Many people's resistance is born of their not liking the findings, and that is usually because the findings contradict their contaminated/sighted listening experiences (and which they have used as sole guide for their long journey with a lot of learnings and very large hifi expenses over a very long time). For these people there is no sample size and replication that they will consider adequate, nor will there ever be.
Not me. I like, believe, and follow these findings, but standards of statistical inference stand apart from my predilections (particularly on this evidence-based site). As I indicated before, and as you sort of suggest, they make sense and are by far the best we’ve got.
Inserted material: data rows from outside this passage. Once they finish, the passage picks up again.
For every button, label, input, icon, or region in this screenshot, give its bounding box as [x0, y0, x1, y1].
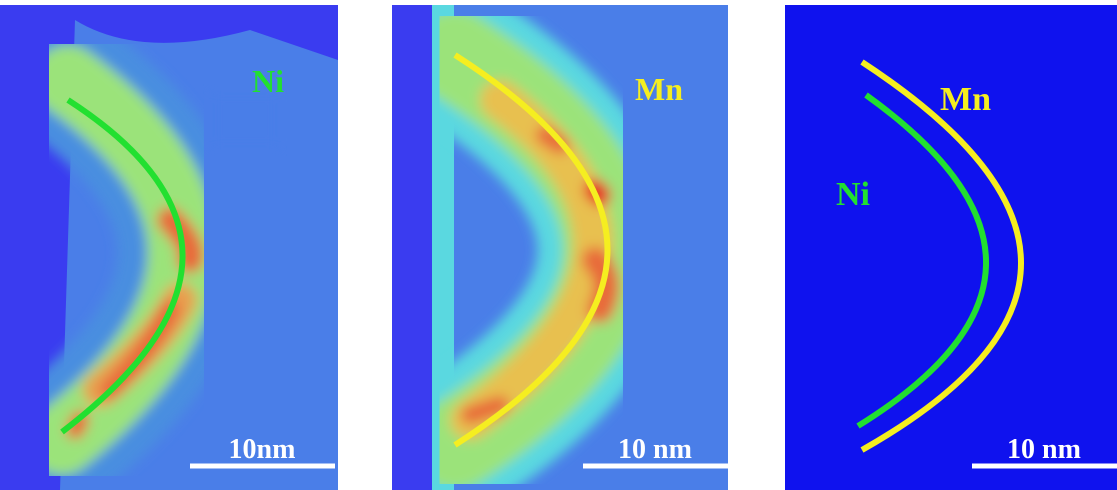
element-label: Ni: [252, 63, 284, 99]
ni-map: Ni 10nm: [0, 5, 338, 490]
scale-label: 10 nm: [618, 434, 692, 465]
mn-map: Mn 10 nm: [392, 5, 728, 490]
element-label: Mn: [940, 81, 991, 118]
figure: Ni 10nm Mn 10 nm Mn Ni 10 nm: [0, 0, 1117, 490]
scale-label: 10 nm: [1007, 434, 1081, 465]
element-label: Mn: [635, 71, 683, 107]
schematic: Mn Ni 10 nm: [785, 5, 1117, 490]
element-label: Ni: [836, 176, 870, 213]
scale-label: 10nm: [229, 434, 296, 465]
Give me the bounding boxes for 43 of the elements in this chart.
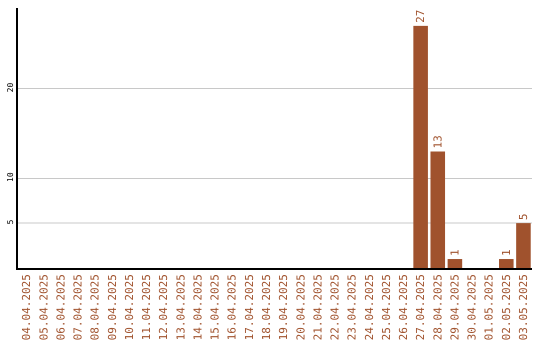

I treat them as a strong Bayesian prior, not fully settled science. But so far, I haven’t seen the scale required for very strong claims about everyone’s preferences. I may be wrong, that scale may be there, but I see majorities of small samples and a somewhat limited range of speakers and listeners. Unfortunately, to do more would be pretty expensive and difficult. I suppose there will always be some uncertainty about what an individual listener will prefer with loudspeakers in rooms and even, perhaps, certain limited distortion in the signal chain.
The “probably” in your quote, suggests a similar view. Toole and Olive Seem to be pretty careful with their claims. Anyway, his statement is slightly different (“build a good-sounding speaker based on measurements) from what I was suggesting (“we can’t reliably generalize to the entire population on Toole and Olive’s preference findings, but it is the best-supported hypothesis so far”).